Des archéologues pensent que le stupa d’origine fut construit par les Môn entre le VIe et le Xe siècle. Comme nombre d’anciens zedi de ce pays sujet aux tremblements de terre, il fut rebâti à maintes reprises. Durant la période de Bagan (Pagan ; Xe-XIVe  siècle), l’histoire du stupa émergea des brumes de la légende pour devenir une réalité. Près du sommet de l’escalier est, une brique porte une inscription datée de 1485.

La tradition de dorer les stupas remonte au XVe siècle. La reine Shinsawbu, qui contribua pour une large part à l’embellissement de l’édifice, offrit son poids (40 kilos) en feuilles d’or pour le couvrir. Son gendre, Dhammazedi, fit encore mieux : il fit don de quatre fois son propre poids et celui de son épouse en or.

En 1612, l’aventurier portugais Felipe de Brito e Nicote, basé à Thanlyin, pilla le stupa et emporta la cloche de 30 tonnes offerte par Dhammazedi. Il voulait la fondre pour fabriquer des canons mais, comme les Britanniques le firent plus tard avec une autre cloche, il la laissa accidentellement tomber dans le fleuve, où elle demeure.

Au XVIIe  siècle, le stupa fut endommagé par huit séismes. Pire encore, en 1768, un tremblement de terre fit s’écrouler le sommet du zedi. Le roi Hsinbyushin le fit reconstruire ; sa hauteur et sa forme actuelles datent de cette restauration.

Les troupes britanniques occupèrent la pagode pendant les deux années qui suivirent la première guerre anglo-birmane de 1824. En 1852, pendant la seconde guerre anglo-birmane, les Britanniques prirent à nouveau la paya, les soldats la pillèrent et elle resta sous contrôle militaire pendant 77  ans, jusqu’en 1929. Avant l’annexion du sud du Myanmar par les Britanniques, les Birmans avaient construit des remparts en terre autour de la paya, qui furent considérablement renforcés par les colons. Les emplacements de leurs canons restent visibles en dehors du mur extérieur.

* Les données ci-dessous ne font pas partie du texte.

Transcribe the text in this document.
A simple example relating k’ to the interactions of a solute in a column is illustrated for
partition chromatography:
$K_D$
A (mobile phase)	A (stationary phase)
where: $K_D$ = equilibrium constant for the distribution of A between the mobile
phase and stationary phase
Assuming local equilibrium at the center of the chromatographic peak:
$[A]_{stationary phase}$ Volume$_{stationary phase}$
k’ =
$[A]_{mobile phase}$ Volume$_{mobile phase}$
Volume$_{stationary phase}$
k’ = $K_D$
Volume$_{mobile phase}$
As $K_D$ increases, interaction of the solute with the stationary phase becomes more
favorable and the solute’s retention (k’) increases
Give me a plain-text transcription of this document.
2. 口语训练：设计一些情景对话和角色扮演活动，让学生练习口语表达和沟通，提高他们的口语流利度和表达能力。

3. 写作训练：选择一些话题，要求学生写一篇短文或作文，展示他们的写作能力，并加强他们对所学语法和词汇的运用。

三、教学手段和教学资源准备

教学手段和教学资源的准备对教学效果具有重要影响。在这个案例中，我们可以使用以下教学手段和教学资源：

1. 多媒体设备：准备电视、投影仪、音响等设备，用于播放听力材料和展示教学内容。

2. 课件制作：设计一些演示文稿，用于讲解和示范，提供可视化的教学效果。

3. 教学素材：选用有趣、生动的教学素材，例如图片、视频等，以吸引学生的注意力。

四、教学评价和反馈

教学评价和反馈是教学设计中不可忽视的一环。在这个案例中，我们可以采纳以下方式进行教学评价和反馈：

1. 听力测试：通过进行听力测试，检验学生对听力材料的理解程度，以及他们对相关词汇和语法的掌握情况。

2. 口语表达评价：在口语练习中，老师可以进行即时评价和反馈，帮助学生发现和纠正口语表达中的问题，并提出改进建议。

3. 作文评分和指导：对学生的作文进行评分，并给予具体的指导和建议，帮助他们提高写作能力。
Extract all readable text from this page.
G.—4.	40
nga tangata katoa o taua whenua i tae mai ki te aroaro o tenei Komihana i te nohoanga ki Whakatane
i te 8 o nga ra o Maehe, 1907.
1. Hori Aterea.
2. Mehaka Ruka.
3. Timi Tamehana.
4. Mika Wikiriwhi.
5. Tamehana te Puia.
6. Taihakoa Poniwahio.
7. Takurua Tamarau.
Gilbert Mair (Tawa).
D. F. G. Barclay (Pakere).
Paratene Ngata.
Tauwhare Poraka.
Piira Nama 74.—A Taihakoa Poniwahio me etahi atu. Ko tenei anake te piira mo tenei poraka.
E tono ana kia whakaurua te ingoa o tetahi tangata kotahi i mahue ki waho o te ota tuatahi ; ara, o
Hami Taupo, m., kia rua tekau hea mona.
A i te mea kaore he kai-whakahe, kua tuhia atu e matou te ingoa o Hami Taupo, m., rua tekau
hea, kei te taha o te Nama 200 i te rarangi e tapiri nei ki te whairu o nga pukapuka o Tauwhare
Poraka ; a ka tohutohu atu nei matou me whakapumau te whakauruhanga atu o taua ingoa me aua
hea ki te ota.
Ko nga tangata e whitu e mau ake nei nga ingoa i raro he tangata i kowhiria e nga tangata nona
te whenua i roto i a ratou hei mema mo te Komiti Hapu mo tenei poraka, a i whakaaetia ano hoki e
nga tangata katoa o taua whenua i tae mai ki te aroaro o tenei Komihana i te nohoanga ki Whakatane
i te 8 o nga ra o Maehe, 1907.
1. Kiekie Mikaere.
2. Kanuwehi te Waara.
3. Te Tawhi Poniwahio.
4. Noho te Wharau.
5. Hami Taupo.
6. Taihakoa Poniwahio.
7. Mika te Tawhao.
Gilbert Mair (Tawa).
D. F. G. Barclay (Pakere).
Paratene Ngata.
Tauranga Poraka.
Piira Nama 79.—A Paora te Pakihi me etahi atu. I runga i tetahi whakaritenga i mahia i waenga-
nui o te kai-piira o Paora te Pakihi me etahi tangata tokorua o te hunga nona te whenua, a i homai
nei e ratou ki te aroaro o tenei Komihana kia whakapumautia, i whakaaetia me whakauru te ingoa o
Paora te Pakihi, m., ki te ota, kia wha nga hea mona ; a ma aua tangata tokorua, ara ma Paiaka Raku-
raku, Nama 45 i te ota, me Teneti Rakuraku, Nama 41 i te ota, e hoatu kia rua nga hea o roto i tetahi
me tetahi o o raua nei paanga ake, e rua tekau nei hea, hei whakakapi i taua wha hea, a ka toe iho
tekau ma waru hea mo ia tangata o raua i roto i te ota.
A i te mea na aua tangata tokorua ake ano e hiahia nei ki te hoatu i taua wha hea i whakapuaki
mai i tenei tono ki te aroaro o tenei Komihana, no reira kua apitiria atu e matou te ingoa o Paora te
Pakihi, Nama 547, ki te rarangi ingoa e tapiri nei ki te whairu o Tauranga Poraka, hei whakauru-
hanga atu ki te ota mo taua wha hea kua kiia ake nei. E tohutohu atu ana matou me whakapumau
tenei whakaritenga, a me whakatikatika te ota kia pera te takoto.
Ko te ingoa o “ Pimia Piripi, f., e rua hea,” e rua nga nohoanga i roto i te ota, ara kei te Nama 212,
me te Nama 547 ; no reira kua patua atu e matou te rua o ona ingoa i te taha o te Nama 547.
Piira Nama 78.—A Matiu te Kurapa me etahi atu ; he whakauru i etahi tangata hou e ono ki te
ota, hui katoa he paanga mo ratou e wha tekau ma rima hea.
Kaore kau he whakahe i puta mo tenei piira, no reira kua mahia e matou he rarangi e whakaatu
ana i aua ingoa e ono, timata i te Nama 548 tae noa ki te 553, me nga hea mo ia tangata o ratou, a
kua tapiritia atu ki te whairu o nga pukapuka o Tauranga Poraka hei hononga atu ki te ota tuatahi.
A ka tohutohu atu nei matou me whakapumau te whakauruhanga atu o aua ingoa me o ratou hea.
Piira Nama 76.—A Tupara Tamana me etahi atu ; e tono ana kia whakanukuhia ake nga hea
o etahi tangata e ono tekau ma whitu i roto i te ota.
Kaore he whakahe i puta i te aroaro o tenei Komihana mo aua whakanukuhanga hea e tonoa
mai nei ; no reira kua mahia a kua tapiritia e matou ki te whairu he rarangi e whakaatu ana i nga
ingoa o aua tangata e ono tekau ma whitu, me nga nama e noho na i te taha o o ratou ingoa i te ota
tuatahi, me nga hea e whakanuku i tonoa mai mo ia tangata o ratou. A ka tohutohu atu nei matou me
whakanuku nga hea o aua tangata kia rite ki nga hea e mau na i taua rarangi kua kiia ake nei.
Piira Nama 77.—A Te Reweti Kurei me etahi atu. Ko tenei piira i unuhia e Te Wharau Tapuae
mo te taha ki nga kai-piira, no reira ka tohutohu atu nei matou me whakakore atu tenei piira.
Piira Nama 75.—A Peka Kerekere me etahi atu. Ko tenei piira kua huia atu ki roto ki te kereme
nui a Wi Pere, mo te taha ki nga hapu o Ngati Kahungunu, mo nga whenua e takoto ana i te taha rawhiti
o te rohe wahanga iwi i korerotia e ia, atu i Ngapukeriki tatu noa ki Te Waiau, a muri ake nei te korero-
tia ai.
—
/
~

En 1871, un nouveau hti (sommet décoratif d’un stupa, en forme d’ombrelle), offert par le roi Mindon de Mandalay, déplut fortement aux Britanniques, qui n’appréciaient pas une telle association avec une partie encore indépendante du Myanmar.

L’énorme tremblement de terre de 1930, qui détruisit complètement la Shwemawdaw à Bago, ne causa que des dommages mineurs à la Shwedagon. L’année suivante, elle fut en revanche ravagée par un incendie.

Après un séisme mineur en 1970, le zedi fut couvert d’échafaudages en bambou jusqu’en dessous du hti du roi Mindon, et restauré. Le stupa a de nouveau été réparé après le cyclone Nargis en 2008.

Au cours du XXe siècle, la Shwedagon a été le théâtre de nombreuses activités politiques durant le mouvement pour l’indépendance du Myanmar ; Aung San Suu Kyi a parlé ici devant une foule immense en 1988, et la pagode a été le centre des manifestations des moines en 2007.